Papalagi

Questo libriccino minuscolo, pubblicato una quindicina d’anni fa dalle "Edizioni Millelire", è stata una delle pietre miliari della mia presa di coscienza ambientalista. Papalagi è un po’ un "unicum", una sorta di "saggio antropologico" a rovescio in cui il re di un cosiddetto "popolo primitivo" descrive alla sua gente l’occidente industrializzato dell’inizio del ventesimo secolo.

Il libro raccoglie i discorsi di Tuiavii di Tiavea, capo delle isole Samoa, alla sua gente, effettuati al ritorno da un viaggio in Europa nei primi del ‘900 fatto per vedere e comprendere la civiltà che gli uomini bianchi (i "Papalagi" del titolo) stavano importando nell’arcipelago. Uno studioso tedesco, Eric Scheurmann, colpito dalla lucidità di tali descrizioni, le trascrisse e pubblicò nel 1920.

Cosa vide e narrò, dunque, Tuiavii di Tiavea dell’Europa? Dal suo punto di vista, difficilmente contestabile alla luce del puro buonsenso, egli sperimentò un mondo completamente folle, incomprensibile ed autodistruttivo.

Spiegò al suo popolo l’ossessione dei Papalagi nel ricoprire e nascondere i propri corpi, fino al punto da divenire incapaci di gioirne, e di come vivessero in "cassoni di pietra" freddi e disumani, raggruppati in "isole di pietra" denominate città.

Provenendo da una cultura nella cui lingua esisteva una sola parola per i concetti di "tuo" e "mio", descrisse la divorante avidità dei "Bianchi" per "il tondo metallo e la carta pesante" (il denaro), che li portavano ad ignorare le sofferenze dei loro fratelli ed a ridurli in schiavitù.

Raccontò di come i "Papalagi" pretendessero di possedere ogni cosa, anche quelle appartenenti al "Grande Spirito" (la terra, gli alberi, le foreste), e di come essi "rubassero" queste cose a Dio per distruggerle e trarne oggetti brutti ed inutili, oggetti del cui possesso diventavano poi totalmente dipendenti.

Narrò, con una lucidità che davvero lascia di sale, la passione dei Papalagi per "il luogo della falsa vita" (il cinema) e le "molte carte" (i giornali), ed ecco come concluse:
"Il luogo della falsa vita e le molte carte hanno reso il Papalagi ciò ch’egli è ora: un uomo debole e smarrito, che ama ciò che non è vero, che non riconosce più ciò che è vero, e prende il riflesso della luna per la vera luna e una stuoia scritta per la vita stessa."

Ed è inutile dire che questi siamo noi, a distanza di molti decenni, sempre più alienati e folli, sempre più distanti dalla vita vera e dalla realtà, succubi di sogni e desideri che altri costruiscono per noi, ed ai quali vendiamo l’anima.

Non è dato sapere se quanto affermato nel libro corrisponda alla realtà dei fatti, se Tuiavii sia mai esistito ed abbia visto l’Europa o se il tutto sia frutto di un’elaborazione di Scheurmann del pensiero dei samoani.
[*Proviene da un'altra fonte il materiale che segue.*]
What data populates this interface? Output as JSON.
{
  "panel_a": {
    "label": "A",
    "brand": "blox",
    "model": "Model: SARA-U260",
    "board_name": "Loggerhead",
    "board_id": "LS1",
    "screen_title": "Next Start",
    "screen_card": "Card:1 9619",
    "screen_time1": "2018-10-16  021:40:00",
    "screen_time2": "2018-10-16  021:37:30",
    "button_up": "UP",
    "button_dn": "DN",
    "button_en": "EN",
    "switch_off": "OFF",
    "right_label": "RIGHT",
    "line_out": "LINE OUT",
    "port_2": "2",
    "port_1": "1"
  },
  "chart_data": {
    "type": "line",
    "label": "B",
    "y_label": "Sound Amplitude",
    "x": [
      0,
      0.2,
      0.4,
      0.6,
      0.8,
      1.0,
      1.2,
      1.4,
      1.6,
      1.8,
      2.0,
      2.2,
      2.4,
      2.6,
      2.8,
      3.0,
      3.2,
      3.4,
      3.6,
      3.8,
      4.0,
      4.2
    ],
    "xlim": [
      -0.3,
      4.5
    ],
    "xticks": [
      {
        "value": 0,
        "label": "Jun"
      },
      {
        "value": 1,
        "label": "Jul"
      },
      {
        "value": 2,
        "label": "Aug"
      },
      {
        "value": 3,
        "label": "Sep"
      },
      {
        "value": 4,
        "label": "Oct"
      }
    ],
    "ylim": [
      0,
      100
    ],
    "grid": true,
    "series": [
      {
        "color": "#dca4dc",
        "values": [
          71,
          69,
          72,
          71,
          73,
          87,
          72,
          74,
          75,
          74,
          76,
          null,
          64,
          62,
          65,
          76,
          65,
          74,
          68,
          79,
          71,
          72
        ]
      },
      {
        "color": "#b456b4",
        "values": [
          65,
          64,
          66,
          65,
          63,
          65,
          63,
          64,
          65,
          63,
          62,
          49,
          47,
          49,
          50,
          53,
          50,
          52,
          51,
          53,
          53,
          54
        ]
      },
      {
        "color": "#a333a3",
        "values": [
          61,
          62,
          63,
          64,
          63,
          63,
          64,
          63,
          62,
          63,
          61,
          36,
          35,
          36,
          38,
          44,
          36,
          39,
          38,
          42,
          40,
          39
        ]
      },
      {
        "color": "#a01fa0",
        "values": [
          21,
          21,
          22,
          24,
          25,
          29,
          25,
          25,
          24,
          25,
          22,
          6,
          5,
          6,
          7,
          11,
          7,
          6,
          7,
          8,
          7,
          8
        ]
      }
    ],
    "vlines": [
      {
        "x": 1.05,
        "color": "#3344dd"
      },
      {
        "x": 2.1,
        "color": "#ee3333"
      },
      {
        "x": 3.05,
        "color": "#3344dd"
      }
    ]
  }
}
Ed in realtà poco importa.

Le parole di saggezza di Tuiavii di Tiavea/Scheurmann sono ormai quasi del tutto dimenticate, a fatica reperibili in librerie pur traboccanti di ogni sorta di sciocchezze. In compenso, salvate dalla Rete, sono liberamente disponibili per chi abbia voglia di leggerle per rimettersi in discussione fin dalle radici.

6 pensieri su “Papalagi

  1. Caro Marco! È vero, poco importa se inventato. O – un piccolo inganno è, perché l’autore ci fa credere che tutto sia vero. Ma è saputo che Erich Scheurmann ha passato un anno in Samoa in 1913 (in quei tempi era una colonia tedesca), e la guerra l’ha costretto a ritornare (non poteva rimanere?). Poi ha scritto questo bel libro con la sua critica personale del nostro mondo di 1915. Si tratta quindi di letteratura. Hans-Peter Duerr ha menzionato il caso nel suo libro su “inganni nell’etnologia”. Così prendiamo il libro come un bel sogno, come fantascienza forse (ancora oggi, quasi cent’anni dopo, troviamo qualcosa di giusto). Un caso interessante. Ciao Manfred.

  2. Pingback: L’umanità disintegrata | Mammifero Bipede

  3. Bello. Sembra, come concetto le “Lettere Persiane”. Sicuri che non l’abbia scritto l’antropologo tedesco e che il capo polinesiano non sia un’opportuna invenzione?